Kim: First, we looked at all of the variables that exist in the EHR, including demographic, behavioral, family history, medical history and laboratory parameters.
We were not even sure if this was going to work, so I think one of the things we were reassured by was that the usual risk factors you see with predicting gastric cancer played out here: age, specifically between 40 to 80 years; male sex; family history; and smoking. Other features that are a little bit harder include immigrant status and certain races and ethnicities. There were some laboratory parameters that did come out as significant.
One thing I will say is that while our model performed well at Cleveland Clinic Ohio and Florida, we do not know if this is something that is more generalizable to the rest of the country. What is much more important is that the concept of what we’re doing here is feasible and not only developed in one center but validated in another.
Healio: What key points should readers take away from this study?
Kim: First of all, gastric cancer itself is very much able to be diagnosed early and is curable if diagnosed early. The second is that this concept of having a model derived from any EHR may be used to identify patients who are at risk.
The ultimate question is whether something like this works, not just at our medical center but across the broader U.S., and whether we can use an intervention like this to identify patients who could be good candidates for gastric cancer screening.
Lastly, I do suspect that there will be a change: In the next 5 years, we will be doing gastric cancer screening in the U.S.
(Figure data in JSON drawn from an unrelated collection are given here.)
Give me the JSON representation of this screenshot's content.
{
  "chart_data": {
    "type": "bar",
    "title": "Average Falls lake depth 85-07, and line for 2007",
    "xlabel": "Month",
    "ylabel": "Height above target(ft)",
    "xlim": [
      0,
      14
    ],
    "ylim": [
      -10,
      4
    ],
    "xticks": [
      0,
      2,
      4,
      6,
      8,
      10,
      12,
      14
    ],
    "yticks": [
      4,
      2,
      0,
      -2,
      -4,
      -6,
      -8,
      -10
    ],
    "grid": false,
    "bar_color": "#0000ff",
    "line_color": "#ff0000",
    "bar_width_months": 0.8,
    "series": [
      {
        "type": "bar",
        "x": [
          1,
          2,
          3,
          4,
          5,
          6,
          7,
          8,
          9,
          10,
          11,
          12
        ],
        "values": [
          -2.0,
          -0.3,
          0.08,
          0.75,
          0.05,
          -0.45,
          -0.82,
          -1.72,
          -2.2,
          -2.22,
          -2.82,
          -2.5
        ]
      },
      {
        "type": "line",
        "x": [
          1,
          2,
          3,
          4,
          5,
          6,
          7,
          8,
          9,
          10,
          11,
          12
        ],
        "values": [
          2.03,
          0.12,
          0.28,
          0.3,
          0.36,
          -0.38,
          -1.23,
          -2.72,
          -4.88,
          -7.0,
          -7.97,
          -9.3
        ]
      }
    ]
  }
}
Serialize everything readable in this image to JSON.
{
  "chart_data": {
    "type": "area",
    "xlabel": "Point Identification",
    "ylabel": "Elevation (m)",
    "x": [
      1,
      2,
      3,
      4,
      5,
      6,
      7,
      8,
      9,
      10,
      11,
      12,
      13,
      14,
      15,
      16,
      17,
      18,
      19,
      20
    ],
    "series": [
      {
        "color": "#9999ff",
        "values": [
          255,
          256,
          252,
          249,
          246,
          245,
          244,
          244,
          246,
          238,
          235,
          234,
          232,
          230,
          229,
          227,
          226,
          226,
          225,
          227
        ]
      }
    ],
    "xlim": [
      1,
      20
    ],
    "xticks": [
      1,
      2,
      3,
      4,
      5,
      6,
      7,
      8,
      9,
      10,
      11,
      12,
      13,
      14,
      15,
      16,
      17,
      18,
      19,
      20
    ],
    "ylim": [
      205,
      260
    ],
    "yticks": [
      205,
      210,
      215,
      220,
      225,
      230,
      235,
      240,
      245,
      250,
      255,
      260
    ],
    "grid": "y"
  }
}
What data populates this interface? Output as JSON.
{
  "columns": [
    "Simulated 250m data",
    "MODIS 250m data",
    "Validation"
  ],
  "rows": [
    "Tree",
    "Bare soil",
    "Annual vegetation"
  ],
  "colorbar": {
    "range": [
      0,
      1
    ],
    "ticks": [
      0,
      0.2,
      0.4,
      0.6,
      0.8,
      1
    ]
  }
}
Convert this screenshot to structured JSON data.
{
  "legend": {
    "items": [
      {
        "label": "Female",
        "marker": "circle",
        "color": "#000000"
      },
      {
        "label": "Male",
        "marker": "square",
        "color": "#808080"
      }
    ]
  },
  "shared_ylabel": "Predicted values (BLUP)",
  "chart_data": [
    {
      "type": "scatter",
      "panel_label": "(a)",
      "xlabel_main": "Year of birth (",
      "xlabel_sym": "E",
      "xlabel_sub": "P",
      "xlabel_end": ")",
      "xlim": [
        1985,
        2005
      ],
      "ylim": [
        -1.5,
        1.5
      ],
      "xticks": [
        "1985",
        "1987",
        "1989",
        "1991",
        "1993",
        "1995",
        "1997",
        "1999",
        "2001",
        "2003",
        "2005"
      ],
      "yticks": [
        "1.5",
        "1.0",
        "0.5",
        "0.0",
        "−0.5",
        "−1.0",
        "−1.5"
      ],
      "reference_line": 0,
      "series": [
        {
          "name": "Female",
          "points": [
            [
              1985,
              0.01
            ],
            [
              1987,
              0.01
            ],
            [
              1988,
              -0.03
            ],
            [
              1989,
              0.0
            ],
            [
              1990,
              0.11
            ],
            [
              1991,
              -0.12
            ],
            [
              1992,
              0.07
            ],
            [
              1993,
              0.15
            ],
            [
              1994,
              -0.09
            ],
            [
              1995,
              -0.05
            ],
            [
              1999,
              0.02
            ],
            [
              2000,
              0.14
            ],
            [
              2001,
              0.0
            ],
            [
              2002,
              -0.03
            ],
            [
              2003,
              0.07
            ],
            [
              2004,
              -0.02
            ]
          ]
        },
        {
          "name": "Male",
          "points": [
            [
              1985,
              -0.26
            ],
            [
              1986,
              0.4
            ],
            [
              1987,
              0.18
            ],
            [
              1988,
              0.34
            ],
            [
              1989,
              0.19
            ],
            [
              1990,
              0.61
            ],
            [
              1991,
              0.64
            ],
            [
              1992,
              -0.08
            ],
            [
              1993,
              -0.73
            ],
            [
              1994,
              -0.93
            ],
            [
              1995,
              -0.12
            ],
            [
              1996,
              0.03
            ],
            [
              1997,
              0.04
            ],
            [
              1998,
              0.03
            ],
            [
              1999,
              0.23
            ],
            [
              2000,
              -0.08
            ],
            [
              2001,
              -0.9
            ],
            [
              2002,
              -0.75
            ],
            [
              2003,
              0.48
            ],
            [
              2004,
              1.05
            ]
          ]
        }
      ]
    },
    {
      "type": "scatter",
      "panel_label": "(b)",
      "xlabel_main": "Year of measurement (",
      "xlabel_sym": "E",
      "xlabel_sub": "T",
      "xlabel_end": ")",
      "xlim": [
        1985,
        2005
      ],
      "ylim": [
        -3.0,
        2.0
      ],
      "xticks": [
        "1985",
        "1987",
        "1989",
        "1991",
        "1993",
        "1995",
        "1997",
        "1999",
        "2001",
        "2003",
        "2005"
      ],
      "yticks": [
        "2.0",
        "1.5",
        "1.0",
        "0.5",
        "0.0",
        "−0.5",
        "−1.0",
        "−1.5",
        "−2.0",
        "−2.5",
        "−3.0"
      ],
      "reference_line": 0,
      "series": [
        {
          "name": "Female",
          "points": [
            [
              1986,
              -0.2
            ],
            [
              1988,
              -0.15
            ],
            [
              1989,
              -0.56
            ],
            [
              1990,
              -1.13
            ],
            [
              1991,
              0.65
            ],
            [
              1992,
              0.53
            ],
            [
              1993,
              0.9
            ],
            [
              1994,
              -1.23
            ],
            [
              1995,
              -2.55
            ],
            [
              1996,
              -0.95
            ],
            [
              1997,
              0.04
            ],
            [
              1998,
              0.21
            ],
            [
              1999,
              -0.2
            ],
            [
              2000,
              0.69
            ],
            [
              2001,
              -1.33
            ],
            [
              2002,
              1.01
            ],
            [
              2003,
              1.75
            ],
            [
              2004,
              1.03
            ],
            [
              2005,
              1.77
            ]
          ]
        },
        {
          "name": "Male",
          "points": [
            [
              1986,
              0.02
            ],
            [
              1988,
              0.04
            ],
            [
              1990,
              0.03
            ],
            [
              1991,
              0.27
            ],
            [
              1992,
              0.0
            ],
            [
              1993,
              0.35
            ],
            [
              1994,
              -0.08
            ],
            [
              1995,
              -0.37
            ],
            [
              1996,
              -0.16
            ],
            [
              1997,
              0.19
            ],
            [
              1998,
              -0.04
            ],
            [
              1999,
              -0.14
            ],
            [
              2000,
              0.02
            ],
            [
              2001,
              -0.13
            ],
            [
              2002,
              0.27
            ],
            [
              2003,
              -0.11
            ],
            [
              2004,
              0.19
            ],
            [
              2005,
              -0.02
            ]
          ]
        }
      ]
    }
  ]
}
Healio: What do these results add to management of patients going forward?
Kim: This is something that we’re doing for gastric cancer, but we actually foresee doing a similar model for other types of cancers. The other thing is that this is also a platform for other diseases that perhaps are not very common but are very devastating in terms of morbidity and mortality.
If there are certain risk factors that could be identified in the EHR for some of these other diseases, perhaps this is something that we can use more widely.